2.1     Board Responsibilities

The Business Corporations Act (Alberta) requires directors to manage, or supervise the management of, the
business and affairs of the General Partner. The Board carries out this responsibility through a stewardship role.
The day to day management is delegated to the officers of the General Partner. In fulfilling this stewardship role
the Board has the responsibility to:

        (a)     Oversee the development and implementation of the annual strategic, financial and operating
                plans, including annual targets for the Partnership.

        (b)     Oversee the development and implementation by management of a strategic planning process to
                identify, manage and monitor the opportunities and principal risks of the Partnership’s business
                and ensure the implementation of appropriate systems to manage these risks.

        (c)     Ensure that management implements and maintains appropriate internal controls and
                management information systems for the Partnership.

        (d)     Oversee senior management succession planning and relevant management development plans
                (including appointing, training and monitoring senior management).



                                                         A-2
(e)   Ensure that management maintains an effective communication program that provides for
      timely communication by the Partnership with its Unitholders, debentureholders and other
      stakeholders including effective means to enable Unitholders, debentureholders and other
      stakeholders to provide feedback and communicate with senior management and the Board, and
      which communication program conforms to current practices for publicly traded entities in
      Canada.

(f)   Appoint the President and Chief Executive Officer and other officers of the General Partner.

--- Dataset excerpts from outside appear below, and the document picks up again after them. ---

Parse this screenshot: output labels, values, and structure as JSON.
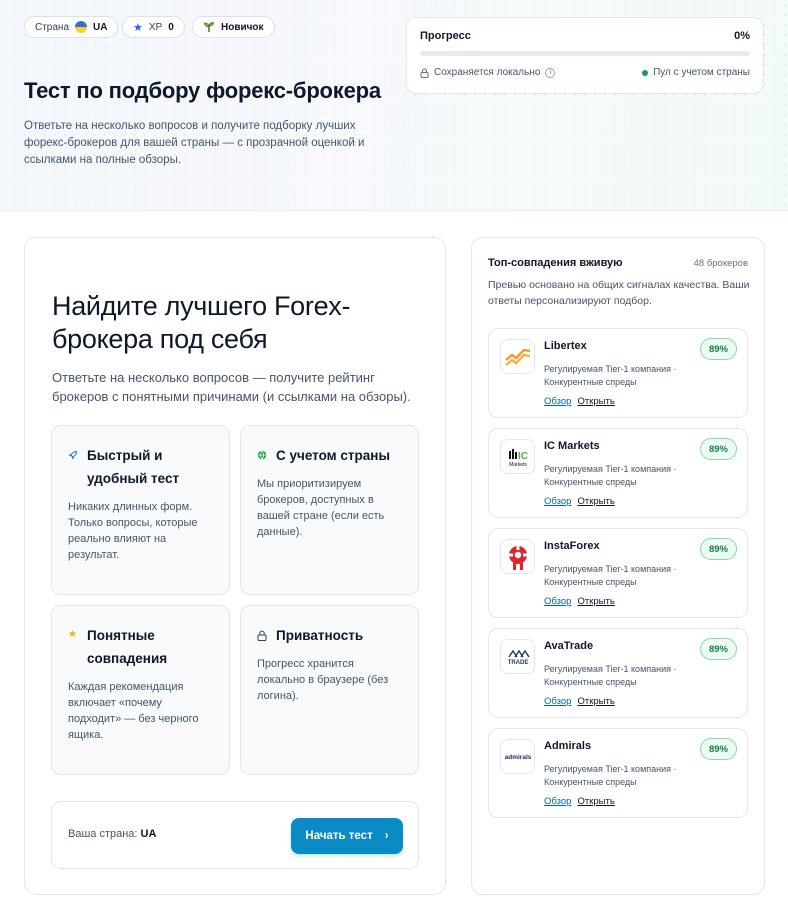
{
  "header": {
    "country_chip": {
      "label": "Страна",
      "value": "UA"
    },
    "xp_chip": {
      "label": "XP",
      "value": "0"
    },
    "level_chip": {
      "label": "Новичок"
    },
    "title": "Тест по подбору форекс-брокера",
    "lead": "Ответьте на несколько вопросов и получите подборку лучших форекс-брокеров для вашей страны — с прозрачной оценкой и ссылками на полные обзоры."
  },
  "progress": {
    "label": "Прогресс",
    "percent_text": "0%",
    "value": 0,
    "saved_note": "Сохраняется локально",
    "pool_note": "Пул с учетом страны"
  },
  "main": {
    "title": "Найдите лучшего Forex-брокера под себя",
    "subtitle": "Ответьте на несколько вопросов — получите рейтинг брокеров с понятными причинами (и ссылками на обзоры).",
    "features": [
      {
        "title": "Быстрый и удобный тест",
        "text": "Никаких длинных форм. Только вопросы, которые реально влияют на результат.",
        "icon": "rocket-icon"
      },
      {
        "title": "С учетом страны",
        "text": "Мы приоритизируем брокеров, доступных в вашей стране (если есть данные).",
        "icon": "globe-icon"
      },
      {
        "title": "Понятные совпадения",
        "text": "Каждая рекомендация включает «почему подходит» — без черного ящика.",
        "icon": "star-icon"
      },
      {
        "title": "Приватность",
        "text": "Прогресс хранится локально в браузере (без логина).",
        "icon": "lock-icon"
      }
    ],
    "country_label": "Ваша страна:",
    "country_value": "UA",
    "start_button": "Начать тест",
    "start_arrow": "›"
  },
  "sidebar": {
    "title": "Топ-совпадения вживую",
    "count": "48 брокеров",
    "note": "Превью основано на общих сигналах качества. Ваши ответы персонализируют подбор.",
    "brokers": [
      {
        "name": "Libertex",
        "match": "89%",
        "desc": "Регулируемая Tier-1 компания · Конкурентные спреды",
        "review": "Обзор",
        "open": "Открыть"
      },
      {
        "name": "IC Markets",
        "match": "89%",
        "desc": "Регулируемая Tier-1 компания · Конкурентные спреды",
        "review": "Обзор",
        "open": "Открыть",
        "logo_text": "Markets"
      },
      {
        "name": "InstaForex",
        "match": "89%",
        "desc": "Регулируемая Tier-1 компания · Конкурентные спреды",
        "review": "Обзор",
        "open": "Открыть"
      },
      {
        "name": "AvaTrade",
        "match": "89%",
        "desc": "Регулируемая Tier-1 компания · Конкурентные спреды",
        "review": "Обзор",
        "open": "Открыть",
        "logo_text": "TRADE"
      },
      {
        "name": "Admirals",
        "match": "89%",
        "desc": "Регулируемая Tier-1 компания · Конкурентные спреды",
        "review": "Обзор",
        "open": "Открыть",
        "logo_text": "admirals"
      }
    ]
  },
  "colors": {
    "accent": "#0a8bc6",
    "match_badge": "#15803d",
    "status_dot": "#16a34a"
  }
}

(g)   Assess the performance of the President and Chief Executive Officer on at least an annual basis
      taking into account the recommendations of the Corporate Governance and Nominating
      Committee and any goals and responsibilities established for the President and Chief Executive
      Officer.

(h)   Approve the compensation of the President and Chief Executive Officer, taking into account the
      recommendations of the Compensation Committee

(i)   Appoint an Audit Committee comprised of independent directors, a Corporate Governance and
      Nominating Committee, a Compensation Committee and such other committees as the Board
      considers advisable to assist in carrying out its responsibilities effectively and to delegate to
      such committees any of the powers of the Board it is entitled to delegate pursuant to the
      Business Corporations Act (Alberta). The Board shall establish written Terms of Reference for
      each of any committees appointed by it and shall review such Terms of Reference on at least an
      annual basis.

(j)   Appoint a Chairman of each committee of the Board.

(k)   Ensure that all new directors receive a comprehensive orientation to the Board and the
      Partnership. The Board and the Partnership shall provide continuing education opportunities for
      all directors to maintain and enhance their skills and abilities as directors as well as to ensure
      knowledge and understanding of the Partnership’s business environment remains current.

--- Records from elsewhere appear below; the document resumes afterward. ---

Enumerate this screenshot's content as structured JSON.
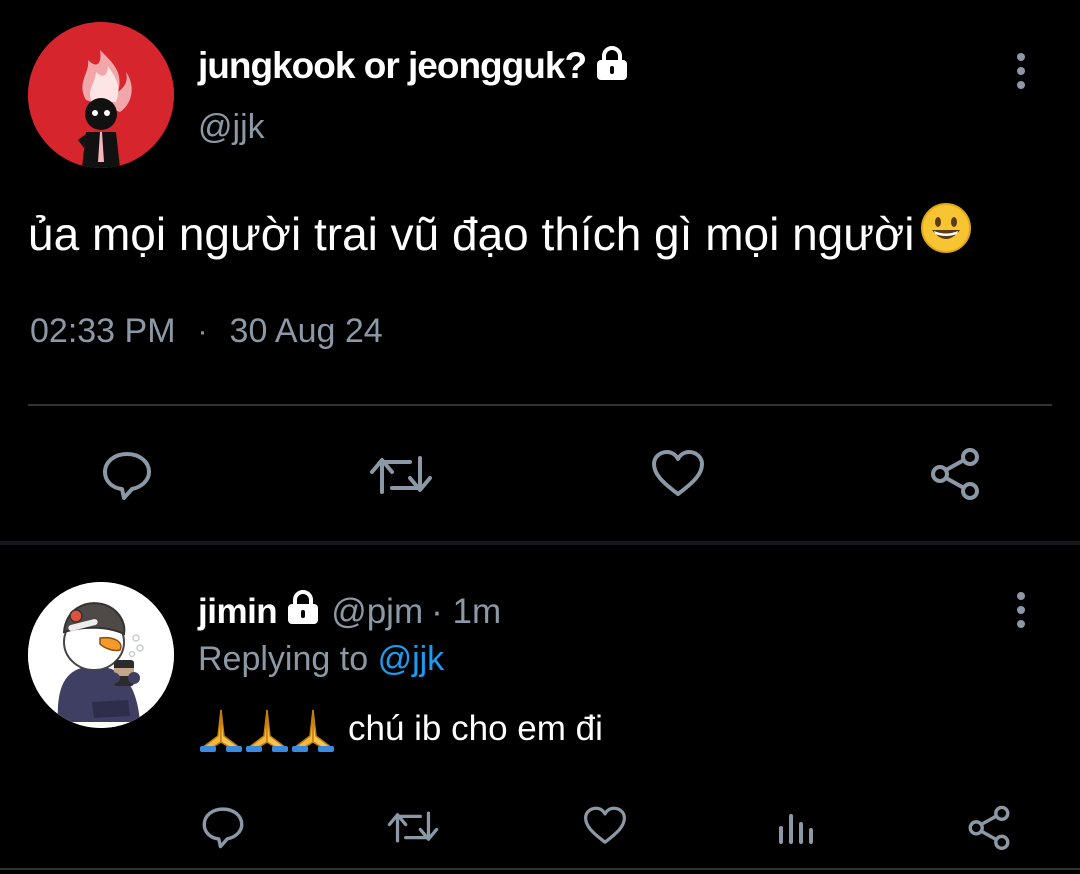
{
  "tweet": {
    "author_name": "jungkook or jeongguk?",
    "author_handle": "@jjk",
    "text": "ủa mọi người trai vũ đạo thích gì mọi người",
    "time": "02:33 PM",
    "separator": "·",
    "date": "30 Aug 24",
    "icons": {
      "protected": "lock-icon",
      "more": "kebab-menu-icon",
      "emoji": "grinning-face-emoji",
      "reply": "comment-icon",
      "retweet": "retweet-icon",
      "like": "heart-icon",
      "share": "share-icon"
    }
  },
  "reply": {
    "author_name": "jimin",
    "author_handle": "@pjm",
    "time_ago": "· 1m",
    "replying_prefix": "Replying to",
    "replying_mention": "@jjk",
    "text": "chú ib cho em đi",
    "icons": {
      "protected": "lock-icon",
      "emoji": "folded-hands-emoji",
      "reply": "comment-icon",
      "retweet": "retweet-icon",
      "like": "heart-icon",
      "analytics": "bar-chart-icon",
      "share": "share-icon"
    }
  },
  "colors": {
    "background": "#000000",
    "text_primary": "#ffffff",
    "text_secondary": "#8b98a5",
    "link": "#1d9bf0",
    "divider": "#2f3336",
    "avatar_red": "#d6252d"
  }
}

(l)   Conduct regular assessments to evaluate the effectiveness and contributions of the individual
      directors and the Board as a whole.

(m)   Comply with the General Partner’s by-laws and the statutory and fiduciary obligations which
      generally exist for directors of publicly traded companies in Canada.

(n)   Comply with and conduct periodic assessments of the General Partner’s and the Partnership’s
      Code of Business Conduct and Ethics and oversee compliance therewith within the Partnership.

(o)   Satisfy itself, to the extent feasible, as to the integrity of the President & Chief Executive
      Officer and other executive officers of the General Partner and ensure that senior management
      creates a culture of integrity throughout the Partnership.

(p)   Establish and maintain a set of governance principles for the General Partner and the
      Partnership including practices that ensure that the Board functions independently of
      management.




                                             A-3
                                                    PART III

                                    RESPONSIBILITIES OF DIRECTORS

3.1     Director Responsibilities

The Business Corporations Act (Alberta) requires directors in exercising their powers and discharging their
duties to act honestly and in good faith with a view to the best interests of the General Partner, and to exercise
the care, diligence and skill that a reasonably prudent person would exercise in comparable circumstances. As a
member of the Board, each director should:

        (a)     Exercise good judgment with integrity and with the benefit of his or her abilities and
                experience. Oversee the development and implementation of the annual strategic, financial and
                operating plans, including annual targets for the Partnership.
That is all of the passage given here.